Bottom Line (Callaghan Brothers #8)

He said he was waiting for her to be ready, but was that really true? Or was he, on some level, biding his time, waiting to see the results of the biopsies before taking that last, final step?

Oh, he was pampering her, taking care of her, saying and doing all the right things. He even took her to meet his sister. And he had shown her the ring. But none of that was as irreversible as a proposal, was it? Maybe he would find out something else about her and just stop coming by again. It had been so easy for him to do so once. What guarantee was there that he wouldn’t do so again?

And, if she hadn’t been in the hospital when he’d finally called, would she even be thinking about this? Or would Aidan be spending his nights elsewhere?

The thought was too painful to contemplate for more than a brief moment or two. No matter what, Mary knew she was in love with him. It was one of the things that was making this so hard. If she didn’t want him so much, didn’t want the fairy tale ending so badly, she wouldn’t be feeling so conflicted.

When she was with him, it was impossible to doubt anything he said.

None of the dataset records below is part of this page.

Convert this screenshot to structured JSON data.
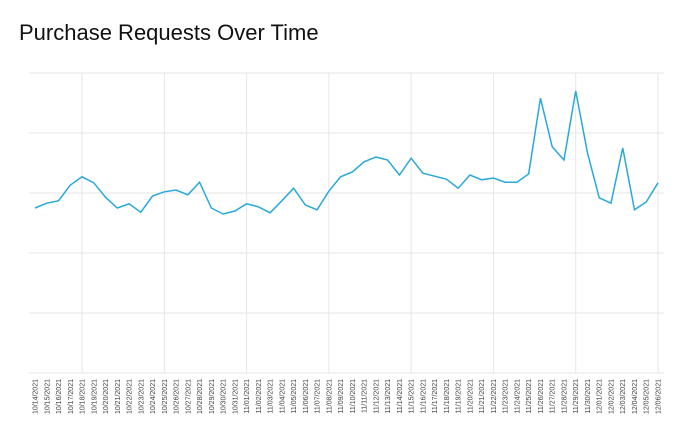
{
  "chart_data": {
    "type": "line",
    "title": "Purchase Requests Over Time",
    "categories": [
      "10/14/2021",
      "10/15/2021",
      "10/16/2021",
      "10/17/2021",
      "10/18/2021",
      "10/19/2021",
      "10/20/2021",
      "10/21/2021",
      "10/22/2021",
      "10/23/2021",
      "10/24/2021",
      "10/25/2021",
      "10/26/2021",
      "10/27/2021",
      "10/28/2021",
      "10/29/2021",
      "10/30/2021",
      "10/31/2021",
      "11/01/2021",
      "11/02/2021",
      "11/03/2021",
      "11/04/2021",
      "11/05/2021",
      "11/06/2021",
      "11/07/2021",
      "11/08/2021",
      "11/09/2021",
      "11/10/2021",
      "11/11/2021",
      "11/12/2021",
      "11/13/2021",
      "11/14/2021",
      "11/15/2021",
      "11/16/2021",
      "11/17/2021",
      "11/18/2021",
      "11/19/2021",
      "11/20/2021",
      "11/21/2021",
      "11/22/2021",
      "11/23/2021",
      "11/24/2021",
      "11/25/2021",
      "11/26/2021",
      "11/27/2021",
      "11/28/2021",
      "11/29/2021",
      "11/30/2021",
      "12/01/2021",
      "12/02/2021",
      "12/03/2021",
      "12/04/2021",
      "12/05/2021",
      "12/06/2021"
    ],
    "values": [
      2.75,
      2.83,
      2.87,
      3.13,
      3.27,
      3.17,
      2.93,
      2.75,
      2.82,
      2.68,
      2.95,
      3.02,
      3.05,
      2.97,
      3.18,
      2.75,
      2.65,
      2.7,
      2.82,
      2.77,
      2.67,
      2.87,
      3.08,
      2.8,
      2.72,
      3.03,
      3.27,
      3.35,
      3.52,
      3.6,
      3.55,
      3.3,
      3.58,
      3.33,
      3.28,
      3.23,
      3.08,
      3.3,
      3.22,
      3.25,
      3.18,
      3.18,
      3.32,
      4.58,
      3.77,
      3.55,
      4.7,
      3.67,
      2.92,
      2.83,
      3.75,
      2.72,
      2.85,
      3.17
    ],
    "color": "#29a8dc",
    "ylim": [
      0,
      5
    ],
    "ygrid": [
      0,
      1,
      2,
      3,
      4,
      5
    ]
  }
}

One look from those golden eyes, one masterful stroke from those long, skilled fingers and she was lost. She wasn’t complaining; she’d never felt as good as she did when she was in Aidan’s arms. But it tended to wreak havoc on her normally logical, reasonable thought processes. Here, at least, in the peaceful quiet of her little sanctuary, she could try to be objective.

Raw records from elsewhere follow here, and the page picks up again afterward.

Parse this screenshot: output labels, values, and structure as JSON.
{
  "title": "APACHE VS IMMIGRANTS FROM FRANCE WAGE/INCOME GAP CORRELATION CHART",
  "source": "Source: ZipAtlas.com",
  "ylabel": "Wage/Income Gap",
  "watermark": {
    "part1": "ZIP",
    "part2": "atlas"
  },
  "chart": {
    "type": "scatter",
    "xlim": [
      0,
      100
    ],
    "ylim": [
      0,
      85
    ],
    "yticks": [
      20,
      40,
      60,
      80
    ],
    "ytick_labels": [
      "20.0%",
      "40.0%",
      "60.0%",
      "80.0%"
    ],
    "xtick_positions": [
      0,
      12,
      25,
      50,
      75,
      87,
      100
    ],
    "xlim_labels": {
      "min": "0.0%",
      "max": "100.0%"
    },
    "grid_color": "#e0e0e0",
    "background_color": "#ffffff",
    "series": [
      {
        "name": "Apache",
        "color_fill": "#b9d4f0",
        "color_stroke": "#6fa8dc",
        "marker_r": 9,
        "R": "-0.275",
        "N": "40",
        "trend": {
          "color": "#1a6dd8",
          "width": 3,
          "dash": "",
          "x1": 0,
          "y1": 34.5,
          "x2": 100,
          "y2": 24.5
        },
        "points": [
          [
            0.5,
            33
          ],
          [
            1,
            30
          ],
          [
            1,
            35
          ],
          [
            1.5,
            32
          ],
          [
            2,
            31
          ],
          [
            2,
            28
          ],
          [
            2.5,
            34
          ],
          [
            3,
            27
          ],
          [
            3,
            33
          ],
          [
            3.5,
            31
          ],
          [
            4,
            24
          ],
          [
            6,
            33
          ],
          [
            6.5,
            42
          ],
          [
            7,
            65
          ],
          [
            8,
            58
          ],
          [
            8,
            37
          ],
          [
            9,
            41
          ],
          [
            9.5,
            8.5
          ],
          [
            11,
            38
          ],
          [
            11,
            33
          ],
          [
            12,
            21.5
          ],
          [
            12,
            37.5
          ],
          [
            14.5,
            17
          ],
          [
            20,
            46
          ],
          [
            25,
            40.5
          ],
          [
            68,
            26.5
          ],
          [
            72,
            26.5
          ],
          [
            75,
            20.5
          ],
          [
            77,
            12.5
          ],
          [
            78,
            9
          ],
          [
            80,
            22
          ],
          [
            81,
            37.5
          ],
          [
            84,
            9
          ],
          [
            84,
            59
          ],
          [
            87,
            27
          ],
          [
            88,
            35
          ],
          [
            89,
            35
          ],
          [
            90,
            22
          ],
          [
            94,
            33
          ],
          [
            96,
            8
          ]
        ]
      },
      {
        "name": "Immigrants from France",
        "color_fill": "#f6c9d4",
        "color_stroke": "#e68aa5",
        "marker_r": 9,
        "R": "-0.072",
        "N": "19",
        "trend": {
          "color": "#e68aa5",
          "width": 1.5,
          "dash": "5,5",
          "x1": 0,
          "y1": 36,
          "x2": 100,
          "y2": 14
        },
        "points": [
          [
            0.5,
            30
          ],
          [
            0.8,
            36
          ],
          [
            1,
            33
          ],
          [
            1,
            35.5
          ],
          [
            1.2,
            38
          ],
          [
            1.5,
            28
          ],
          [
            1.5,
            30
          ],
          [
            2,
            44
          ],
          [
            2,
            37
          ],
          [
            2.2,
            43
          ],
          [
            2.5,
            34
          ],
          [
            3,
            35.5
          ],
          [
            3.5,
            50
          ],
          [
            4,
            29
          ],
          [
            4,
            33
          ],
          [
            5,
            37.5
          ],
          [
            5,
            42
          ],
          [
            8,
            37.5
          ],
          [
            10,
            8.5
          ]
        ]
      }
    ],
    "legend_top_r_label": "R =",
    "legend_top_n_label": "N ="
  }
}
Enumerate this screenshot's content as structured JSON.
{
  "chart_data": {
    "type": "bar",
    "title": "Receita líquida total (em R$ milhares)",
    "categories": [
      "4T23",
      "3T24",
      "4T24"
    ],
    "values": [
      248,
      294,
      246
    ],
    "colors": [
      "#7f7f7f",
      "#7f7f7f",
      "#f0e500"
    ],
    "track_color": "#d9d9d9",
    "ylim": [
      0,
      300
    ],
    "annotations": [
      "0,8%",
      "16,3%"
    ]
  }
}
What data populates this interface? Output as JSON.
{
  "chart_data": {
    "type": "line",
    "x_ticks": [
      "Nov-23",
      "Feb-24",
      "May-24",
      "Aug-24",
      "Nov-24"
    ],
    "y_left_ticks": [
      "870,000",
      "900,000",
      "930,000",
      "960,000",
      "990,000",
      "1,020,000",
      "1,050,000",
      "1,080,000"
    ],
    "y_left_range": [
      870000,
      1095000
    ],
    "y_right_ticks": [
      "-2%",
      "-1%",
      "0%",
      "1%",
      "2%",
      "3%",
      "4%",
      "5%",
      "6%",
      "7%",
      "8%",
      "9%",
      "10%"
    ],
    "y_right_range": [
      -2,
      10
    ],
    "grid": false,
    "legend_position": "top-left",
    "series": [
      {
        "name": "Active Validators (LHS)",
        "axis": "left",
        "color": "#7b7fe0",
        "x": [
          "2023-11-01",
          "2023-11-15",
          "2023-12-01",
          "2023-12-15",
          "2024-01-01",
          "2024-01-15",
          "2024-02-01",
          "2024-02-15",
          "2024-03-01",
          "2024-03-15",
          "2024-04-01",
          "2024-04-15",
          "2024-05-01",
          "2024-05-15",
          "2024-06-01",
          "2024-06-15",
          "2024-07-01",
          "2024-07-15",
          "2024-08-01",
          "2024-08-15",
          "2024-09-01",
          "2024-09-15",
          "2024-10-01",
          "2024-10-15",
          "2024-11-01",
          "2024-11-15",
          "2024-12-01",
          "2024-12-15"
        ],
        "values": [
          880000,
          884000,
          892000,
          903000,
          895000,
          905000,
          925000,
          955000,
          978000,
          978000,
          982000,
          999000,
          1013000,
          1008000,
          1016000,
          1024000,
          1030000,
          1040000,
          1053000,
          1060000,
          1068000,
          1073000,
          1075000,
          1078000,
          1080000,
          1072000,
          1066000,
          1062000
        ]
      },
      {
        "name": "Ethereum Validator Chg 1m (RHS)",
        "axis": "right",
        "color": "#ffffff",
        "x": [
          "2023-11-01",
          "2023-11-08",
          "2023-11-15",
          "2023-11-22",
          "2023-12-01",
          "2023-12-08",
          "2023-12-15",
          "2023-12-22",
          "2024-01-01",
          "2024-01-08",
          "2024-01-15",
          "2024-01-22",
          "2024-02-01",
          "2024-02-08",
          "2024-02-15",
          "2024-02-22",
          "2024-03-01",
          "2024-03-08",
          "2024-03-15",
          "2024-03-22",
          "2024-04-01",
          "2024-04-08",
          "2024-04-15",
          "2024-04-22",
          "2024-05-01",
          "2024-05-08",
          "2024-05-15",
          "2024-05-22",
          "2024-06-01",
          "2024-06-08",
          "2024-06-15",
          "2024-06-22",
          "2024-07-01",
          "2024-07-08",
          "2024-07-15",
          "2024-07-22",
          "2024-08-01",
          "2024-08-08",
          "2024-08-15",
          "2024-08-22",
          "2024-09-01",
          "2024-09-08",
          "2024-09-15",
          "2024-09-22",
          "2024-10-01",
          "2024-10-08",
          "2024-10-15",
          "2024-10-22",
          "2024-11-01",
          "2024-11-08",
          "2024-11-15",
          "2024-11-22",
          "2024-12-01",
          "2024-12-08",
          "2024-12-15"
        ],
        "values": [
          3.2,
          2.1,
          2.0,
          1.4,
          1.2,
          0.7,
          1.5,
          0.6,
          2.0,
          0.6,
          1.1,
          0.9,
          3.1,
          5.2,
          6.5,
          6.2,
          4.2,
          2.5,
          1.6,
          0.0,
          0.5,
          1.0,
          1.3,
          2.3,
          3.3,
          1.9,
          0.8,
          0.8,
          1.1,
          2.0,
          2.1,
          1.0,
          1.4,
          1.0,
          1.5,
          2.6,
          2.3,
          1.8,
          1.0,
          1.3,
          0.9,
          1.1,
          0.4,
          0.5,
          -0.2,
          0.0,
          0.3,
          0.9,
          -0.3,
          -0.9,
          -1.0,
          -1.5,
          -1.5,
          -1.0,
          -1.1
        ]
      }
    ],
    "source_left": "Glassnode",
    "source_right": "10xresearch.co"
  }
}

“Time’s up, Mare.” Andrew stuck his head through the inner greenhouse door. “Time to go.”

“In a little bit,” Mary called absently. Perhaps it was cowardly of her to attempt to hide behind the trio of enormous weeping ficus trees she’d been trimming, but she was not an overly proud woman. She thought she’d gotten away with it, too, until she felt the brush of familiar fingers at her elbow.

“Nice try, baby,” Aidan murmured in her ear, making her nipples instantly harden. “I knew I couldn’t trust you.”

“You can trust me,” she sniffed indignantly, wishing it sounded a bit more mature and a smidge less petulant. “I just lost track of time.”

He chuckled, his hands tracing along the sides of her waist, hesitating along the swells of her breasts before beginning their descent. “You know, you’re sexy when you’re in your element like this,” he crooned, moving closer behind her.

His fingers played about the waistband on her pants, skimming along her skin. While the apron covered her fully from the front, only thin strings tied at the back. Before she could fully realize what he was doing, her pants were down around her ankles and those wicked fingers were probing her slick folds.

She inhaled sharply, and before she’d let the breath back out, he was sliding into her.

“Aidan!” she hissed, grabbing on to the bases of two of the ficuses, “we are in a greenhouse. Made of glass.”

“Mmmm,” he said, leaning over to kiss her neck. “Good thing the windows are foggy then.”

He slid in and out of her as if they had all the time and privacy in the world, long, lush strokes that filled her deeply. When he felt her tensing around him, he wrapped his hand around her mouth and pumped hard and fast, throwing her over the edge. The rush of wet heat deep inside her told her he’d followed right after her.

Aidan gracefully pulled up her pants and did up his own before turning her around and kissing her passionately. “Who knew that plants could be so arousing? I think we should have a whole room filled with nothing but plants and pillows and a Liberator chair or two. What do you say?”

He pushed from behind, his larger, harder body like a sexy bulldozer until she was out of the greenhouse and back in the shop. Mary was speechless. Aidan grinned at her as if he hadn’t just made love to her in the middle of the afternoon in her own greenhouse where anyone might have walked in and seen them.

Although she had to admit, it had been exciting.

“Come on, baby, a deal’s a deal. Half days this week.” Aidan had deftly managed to remove her apron and was holding out her coat for her to slip her arms into while Andrew and Becky watched. Andrew looked amused. Becky looked star-struck.

Aidan gently pushed her out the door. “Don’t you have anything better to do, like run a multi-million dollar resort or something?”” she griped, but there was no bite to her words. It was hard to come across as genuinely annoyed when all she really felt like doing was purring.

He gave her a crooked smile. “Better? No, Mary, there is nothing more important to me than taking care of you. Besides,” he added with a wink as he pulled away from the curb. “that is exactly where we’re going.”

“I’m not dressed to go to the Celtic Goddess!” she panicked, looking at the dirt still under her fingernails.